The headline depends on the chemical property you measure errors against — and that dependence is the honest heart of the story. Polar requirement (Woese's scale of how an amino acid behaves in water) shows the strongest signal; residue volume shows a real but much weaker one. All figures below are from one million block-preserving random codes at a fixed seed, reproduced by the verifier:

property	mutation model	natural code beats	roughly	below mean by
polar requirement	all equal	99.986 %	1 in 7,300	2.79 σ
polar requirement	transitions ×2	99.9976 %	1 in 42,000	2.93 σ
hydropathy	all equal	99.22 %	1 in 128	2.30 σ
residue volume	all equal	93.0 %	1 in 14	1.39 σ

So the real claim is layered. The code is error-minimising — under every chemistry tested it scores below the random average, and under polar requirement it is genuinely extreme. The famous figure — Freeland & Hurst's 1998 “the genetic code is one in a million” — is real, but it needed their fuller model: not just transitions weighted over transversions, but per-position, per-direction mistranslation frequencies measured from real ribosomes. This page does not independently reproduce the million; it reproduces the Haig–Hurst measure (≈ 1 in 7,300 unweighted), and shows that a crude 2× transition weight already pushes it toward 1 in 42,000 — the same direction. The million is theirs, cited, not claimed here.

Why the code is this way is not settled, and the page does not pretend to settle it. Candidates: natural selection for error tolerance (the adaptive reading); stereochemical affinity between amino acids and their codons; coevolution, where the code grew alongside amino-acid biosynthesis so chemically-related residues inherited neighbouring codons; and Crick's 1968 “frozen accident” — that some of the structure is frozen history, not optimisation. The measurement here is agnostic about cause. What it shows is only this: given the code's redundancy, the assignment of amino acids to codons is far better at cushioning errors than almost any reshuffling of it.

Modelling choices, stated plainly so they can be argued with: errors are single-base substitutions between two sense codons; nonsense mutations (to/from a stop) are excluded from the average, as in the standard measure; the null model fixes the code's degeneracy blocks and the three stop codons, permuting only the 20 amino acids among the 20 blocks; properties are z-scored so scores compare across metrics (a linear rescale leaves every code's rank unchanged, so it cannot affect the headline). Property scales: polar requirement (Woese et al. 1966), residue volume (Zamyatnin 1972), hydropathy (Kyte & Doolittle 1982). Full provenance: research/built-to-be-misread/SOURCES.md.

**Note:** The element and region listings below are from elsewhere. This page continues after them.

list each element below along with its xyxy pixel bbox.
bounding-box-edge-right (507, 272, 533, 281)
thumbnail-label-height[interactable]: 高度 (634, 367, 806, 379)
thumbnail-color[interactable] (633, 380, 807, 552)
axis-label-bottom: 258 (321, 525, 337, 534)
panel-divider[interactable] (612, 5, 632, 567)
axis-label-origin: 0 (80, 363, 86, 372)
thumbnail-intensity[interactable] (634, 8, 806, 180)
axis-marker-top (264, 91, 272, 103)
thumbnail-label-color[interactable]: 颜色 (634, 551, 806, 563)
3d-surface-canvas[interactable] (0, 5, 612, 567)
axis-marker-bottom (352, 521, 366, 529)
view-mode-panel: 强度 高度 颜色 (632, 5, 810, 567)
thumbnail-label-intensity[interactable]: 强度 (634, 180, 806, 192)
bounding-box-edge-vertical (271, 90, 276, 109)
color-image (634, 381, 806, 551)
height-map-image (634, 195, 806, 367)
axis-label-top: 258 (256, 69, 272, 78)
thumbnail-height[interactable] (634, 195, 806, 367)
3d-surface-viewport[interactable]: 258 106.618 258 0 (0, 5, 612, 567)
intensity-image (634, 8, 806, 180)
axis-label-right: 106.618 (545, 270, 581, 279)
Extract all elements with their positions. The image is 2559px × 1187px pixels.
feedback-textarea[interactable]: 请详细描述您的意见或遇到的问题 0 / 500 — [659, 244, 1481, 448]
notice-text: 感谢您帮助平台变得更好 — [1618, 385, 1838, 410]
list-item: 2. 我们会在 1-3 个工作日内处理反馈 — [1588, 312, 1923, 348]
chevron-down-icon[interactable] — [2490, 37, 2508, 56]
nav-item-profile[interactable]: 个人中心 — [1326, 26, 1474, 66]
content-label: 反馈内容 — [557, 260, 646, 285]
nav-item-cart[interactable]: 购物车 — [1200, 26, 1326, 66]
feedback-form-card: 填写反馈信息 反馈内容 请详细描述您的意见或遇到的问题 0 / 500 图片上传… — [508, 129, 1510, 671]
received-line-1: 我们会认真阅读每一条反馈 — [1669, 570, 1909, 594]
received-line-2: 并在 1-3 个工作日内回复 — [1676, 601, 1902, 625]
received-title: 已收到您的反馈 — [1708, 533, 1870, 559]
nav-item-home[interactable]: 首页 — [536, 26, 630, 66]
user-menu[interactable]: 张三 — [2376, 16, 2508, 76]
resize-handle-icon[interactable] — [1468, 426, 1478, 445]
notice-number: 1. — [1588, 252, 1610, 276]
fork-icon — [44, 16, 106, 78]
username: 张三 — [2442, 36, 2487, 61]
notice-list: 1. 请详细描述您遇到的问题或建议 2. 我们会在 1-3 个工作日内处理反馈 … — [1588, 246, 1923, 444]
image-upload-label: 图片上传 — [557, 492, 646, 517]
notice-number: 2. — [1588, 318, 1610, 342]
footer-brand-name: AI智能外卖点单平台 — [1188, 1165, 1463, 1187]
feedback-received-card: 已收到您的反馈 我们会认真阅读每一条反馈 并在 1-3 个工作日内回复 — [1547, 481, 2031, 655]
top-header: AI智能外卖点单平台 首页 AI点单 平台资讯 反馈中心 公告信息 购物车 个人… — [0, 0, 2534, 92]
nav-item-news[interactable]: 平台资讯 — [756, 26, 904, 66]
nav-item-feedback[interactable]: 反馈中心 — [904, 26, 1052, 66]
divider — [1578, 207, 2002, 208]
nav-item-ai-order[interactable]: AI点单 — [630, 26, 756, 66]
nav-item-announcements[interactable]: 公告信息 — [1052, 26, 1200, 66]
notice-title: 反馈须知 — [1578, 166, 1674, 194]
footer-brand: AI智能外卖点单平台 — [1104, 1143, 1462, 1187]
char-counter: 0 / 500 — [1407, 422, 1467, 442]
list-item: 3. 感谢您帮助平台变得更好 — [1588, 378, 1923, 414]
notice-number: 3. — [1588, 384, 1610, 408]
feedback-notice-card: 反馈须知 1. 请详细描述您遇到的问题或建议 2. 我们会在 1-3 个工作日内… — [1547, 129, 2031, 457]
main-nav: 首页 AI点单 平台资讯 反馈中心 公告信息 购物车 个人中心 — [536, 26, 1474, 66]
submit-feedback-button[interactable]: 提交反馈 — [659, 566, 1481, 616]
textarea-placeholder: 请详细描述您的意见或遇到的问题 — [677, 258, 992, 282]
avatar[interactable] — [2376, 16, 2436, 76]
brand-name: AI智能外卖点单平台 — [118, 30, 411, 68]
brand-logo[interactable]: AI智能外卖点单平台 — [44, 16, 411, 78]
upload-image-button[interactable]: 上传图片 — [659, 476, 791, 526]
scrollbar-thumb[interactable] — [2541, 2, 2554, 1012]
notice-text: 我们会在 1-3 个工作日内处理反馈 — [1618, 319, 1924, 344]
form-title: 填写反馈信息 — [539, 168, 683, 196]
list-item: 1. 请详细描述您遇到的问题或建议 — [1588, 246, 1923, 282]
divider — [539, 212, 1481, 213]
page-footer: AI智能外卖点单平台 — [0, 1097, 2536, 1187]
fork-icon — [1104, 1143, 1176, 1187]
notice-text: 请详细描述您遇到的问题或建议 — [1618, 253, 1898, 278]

node research/built-to-be-misread/verify.mjs → 30/30 checks passed — the codon table re-derived and checked against independent biochemistry, the 526-substitution mutation graph, the three published scales loaded verbatim, and every figure in the table above reproduced bit-for-bit (137 of a million under polar requirement, and the rest). The page and the verifier load the same model.js, so they cannot drift apart — and the button above lets you rerun the million yourself and land on the same number.